In 2020, Van Rooij and colleagues studied two patients diagnosed with comorbid PTSD, characterized by heightened fear responses to things that reminded them of their trauma. 

"Both patients then underwent surgery of the right amygdala (and some other temporal lobe structures including the hippocampus) for their treatment-refractory epilepsy. The surgery was performed as usual for their treatment-refractory epilepsy and was not altered because of the research," said Van Rooij.

Following the laser surgery, the first patient reported a loss of his previous PTSD symptoms.

"For the second patient, we collected neuroimaging, psychophysiological and clinical data before and six and 12 months after their surgery. She also did no longer meet the diagnostic criteria for PTSD. Specifically, our findings indicated an improvement in the hyperarousal symptoms, which includes greater startle response/jumpiness, hypervigilance, and is most closely related to the fear response the patient in the case describes," notes Van Rooij.

Furthermore, the second patient's startle response, which directly measures the fear response triggered by the amygdala, was lower after surgery, "though the patient was still able to differentiate fear and danger signals, in fact, even better than before surgery. We also observed an improvement in activation of the ventromedial prefrontal cortex, which directly regulates the amygdala during fear processing," she said.

"It was a very intriguing observation that made a lot of sense given what we know about the amygdala and PTSD," said Rooij.

Is the loss of fear and anxiety a worrying outcome?

"Learning fear is critical for survival, and removing both sides of the amygdala could likely be dangerous and could result in abnormalities in memory, social and sexual functioning (Kluver-Bucy syndrome)," said Van Rooij. Hence, only the right and not the left amygdala was removed in the patients in their case series. "The protocol is to not remove bilateral temporal lobe structures."

"That being said, overreacting to stimuli related to a stressful event while not actually being in a life-threatening situation (a reminder of trauma in a safe environment) could be very disabling, and this continuous process of overreacting to trauma reminders is a key impairment in PTSD," said Van Rooij.

Their research suggests that ablating the right side of the amygdala could help the patient not to be on constant alert.

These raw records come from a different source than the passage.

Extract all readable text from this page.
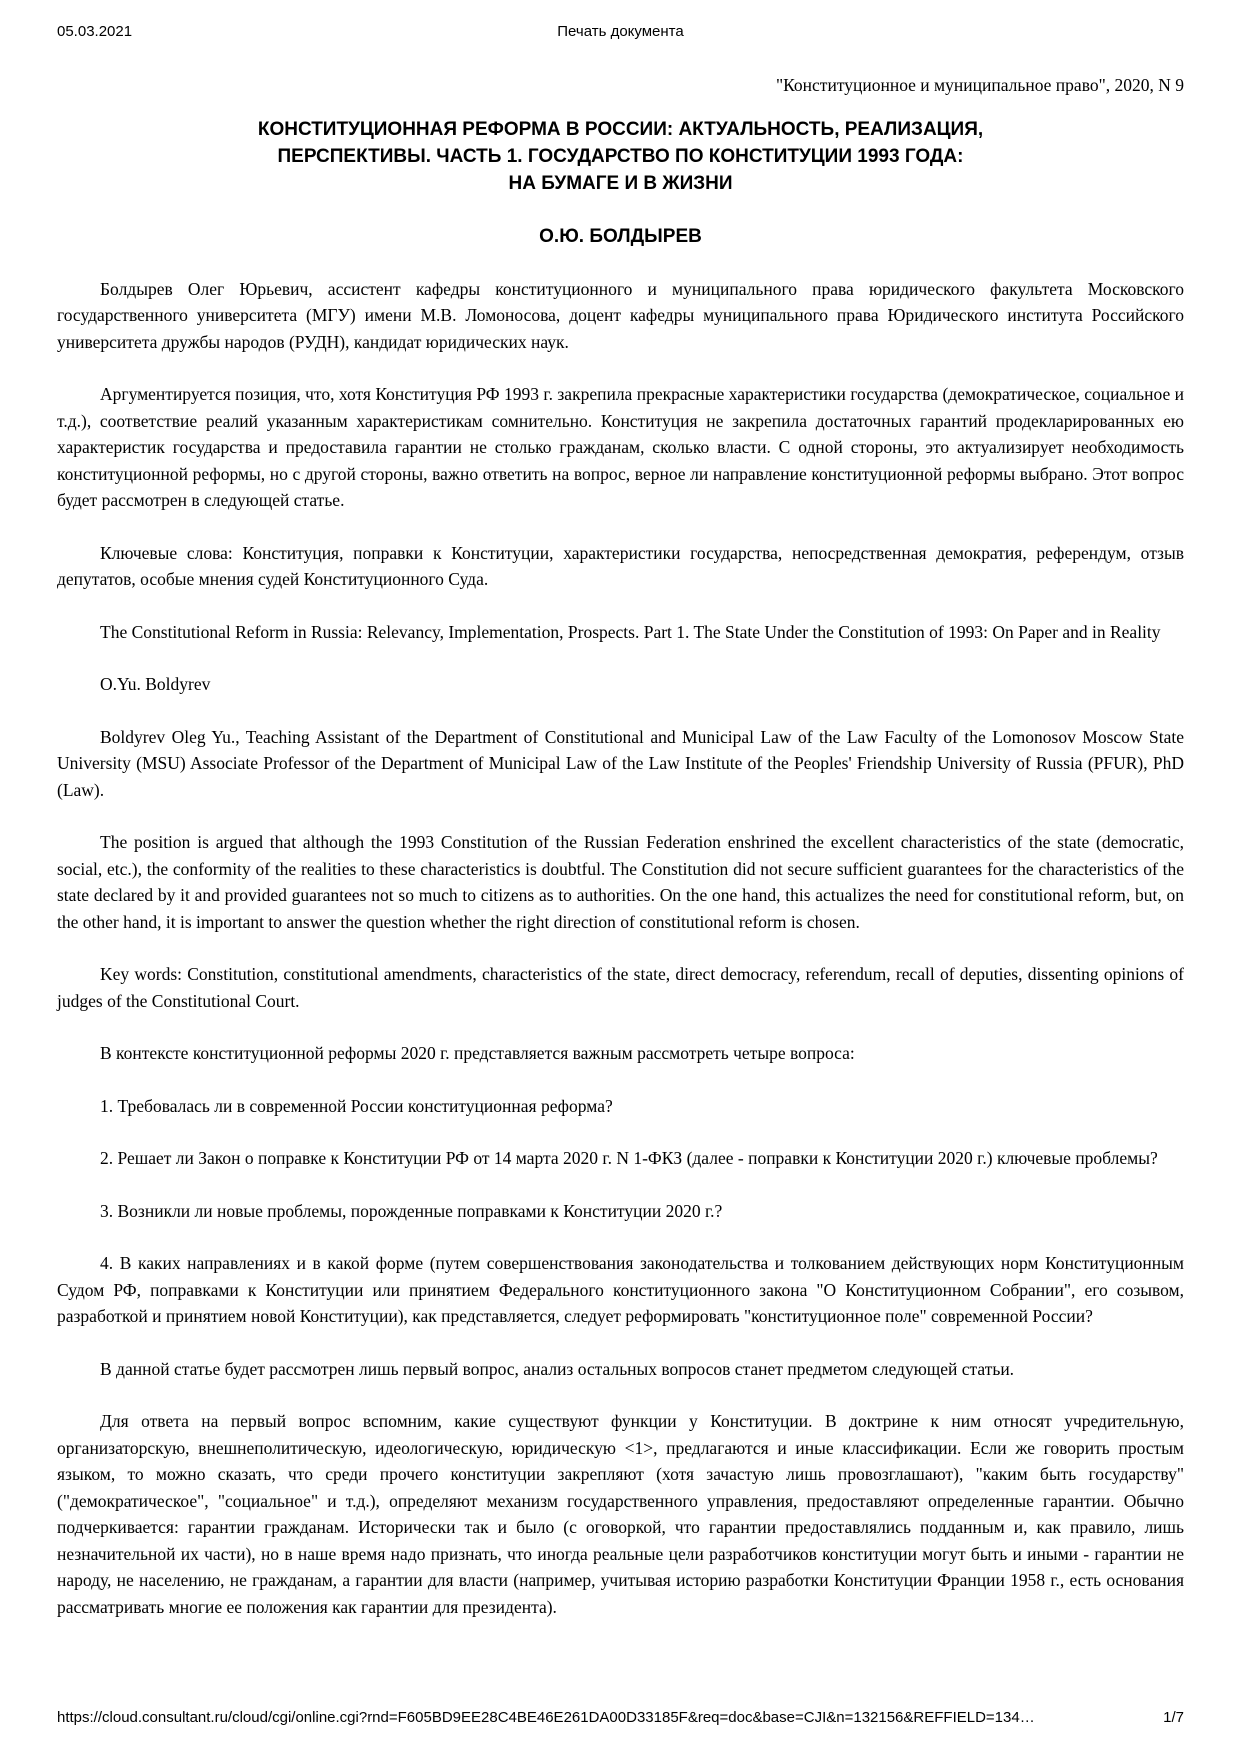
05.03.2021	Печать документа
"Конституционное и муниципальное право", 2020, N 9
КОНСТИТУЦИОННАЯ РЕФОРМА В РОССИИ: АКТУАЛЬНОСТЬ, РЕАЛИЗАЦИЯ,
ПЕРСПЕКТИВЫ. ЧАСТЬ 1. ГОСУДАРСТВО ПО КОНСТИТУЦИИ 1993 ГОДА:
НА БУМАГЕ И В ЖИЗНИ
О.Ю. БОЛДЫРЕВ

Болдырев Олег Юрьевич, ассистент кафедры конституционного и муниципального права юридического факультета Московского государственного университета (МГУ) имени М.В. Ломоносова, доцент кафедры муниципального права Юридического института Российского университета дружбы народов (РУДН), кандидат юридических наук.

Аргументируется позиция, что, хотя Конституция РФ 1993 г. закрепила прекрасные характеристики государства (демократическое, социальное и т.д.), соответствие реалий указанным характеристикам сомнительно. Конституция не закрепила достаточных гарантий продекларированных ею характеристик государства и предоставила гарантии не столько гражданам, сколько власти. С одной стороны, это актуализирует необходимость конституционной реформы, но с другой стороны, важно ответить на вопрос, верное ли направление конституционной реформы выбрано. Этот вопрос будет рассмотрен в следующей статье.

Ключевые слова: Конституция, поправки к Конституции, характеристики государства, непосредственная демократия, референдум, отзыв депутатов, особые мнения судей Конституционного Суда.

The Constitutional Reform in Russia: Relevancy, Implementation, Prospects. Part 1. The State Under the Constitution of 1993: On Paper and in Reality

O.Yu. Boldyrev

Boldyrev Oleg Yu., Teaching Assistant of the Department of Constitutional and Municipal Law of the Law Faculty of the Lomonosov Moscow State University (MSU) Associate Professor of the Department of Municipal Law of the Law Institute of the Peoples' Friendship University of Russia (PFUR), PhD (Law).

The position is argued that although the 1993 Constitution of the Russian Federation enshrined the excellent characteristics of the state (democratic, social, etc.), the conformity of the realities to these characteristics is doubtful. The Constitution did not secure sufficient guarantees for the characteristics of the state declared by it and provided guarantees not so much to citizens as to authorities. On the one hand, this actualizes the need for constitutional reform, but, on the other hand, it is important to answer the question whether the right direction of constitutional reform is chosen.

Key words: Constitution, constitutional amendments, characteristics of the state, direct democracy, referendum, recall of deputies, dissenting opinions of judges of the Constitutional Court.

В контексте конституционной реформы 2020 г. представляется важным рассмотреть четыре вопроса:

1. Требовалась ли в современной России конституционная реформа?

2. Решает ли Закон о поправке к Конституции РФ от 14 марта 2020 г. N 1-ФКЗ (далее - поправки к Конституции 2020 г.) ключевые проблемы?

3. Возникли ли новые проблемы, порожденные поправками к Конституции 2020 г.?

4. В каких направлениях и в какой форме (путем совершенствования законодательства и толкованием действующих норм Конституционным Судом РФ, поправками к Конституции или принятием Федерального конституционного закона "О Конституционном Собрании", его созывом, разработкой и принятием новой Конституции), как представляется, следует реформировать "конституционное поле" современной России?

В данной статье будет рассмотрен лишь первый вопрос, анализ остальных вопросов станет предметом следующей статьи.

Для ответа на первый вопрос вспомним, какие существуют функции у Конституции. В доктрине к ним относят учредительную, организаторскую, внешнеполитическую, идеологическую, юридическую <1>, предлагаются и иные классификации. Если же говорить простым языком, то можно сказать, что среди прочего конституции закрепляют (хотя зачастую лишь провозглашают), "каким быть государству" ("демократическое", "социальное" и т.д.), определяют механизм государственного управления, предоставляют определенные гарантии. Обычно подчеркивается: гарантии гражданам. Исторически так и было (с оговоркой, что гарантии предоставлялись подданным и, как правило, лишь незначительной их части), но в наше время надо признать, что иногда реальные цели разработчиков конституции могут быть и иными - гарантии не народу, не населению, не гражданам, а гарантии для власти (например, учитывая историю разработки Конституции Франции 1958 г., есть основания рассматривать многие ее положения как гарантии для президента).

https://cloud.consultant.ru/cloud/cgi/online.cgi?rnd=F605BD9EE28C4BE46E261DA00D33185F&req=doc&base=CJI&n=132156&REFFIELD=134…	1/7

It could also reduce or eliminate PTSD symptoms. "In those situations, the benefits of ablation could outweigh the potential risks, especially given our finding that the patient could still learn to differentiate danger from safety after right ablation, likely because only the right amygdala was ablated," she said.

Does the removal of the amygdala have any collateral effects?

"It could impact emotional or neurocognitive functioning and there are researchers including at Emory (Dr. Daniel Drane) studying the effects of the ablation on neurocognitive and emotional functioning," Van Rooij said.

She said that her studies did not observe a negative effect on fear learning or emotional memory. In anything, they saw improvements.

"It is also good to keep in mind that the brain structures of patients with severe treatment-refractory epilepsy may not function appropriately prior to surgery, and the treatment team, including neurosurgeons, neurologists, and neuropsychologists always make a balanced decision weighing risks and benefits," added Van Rooij.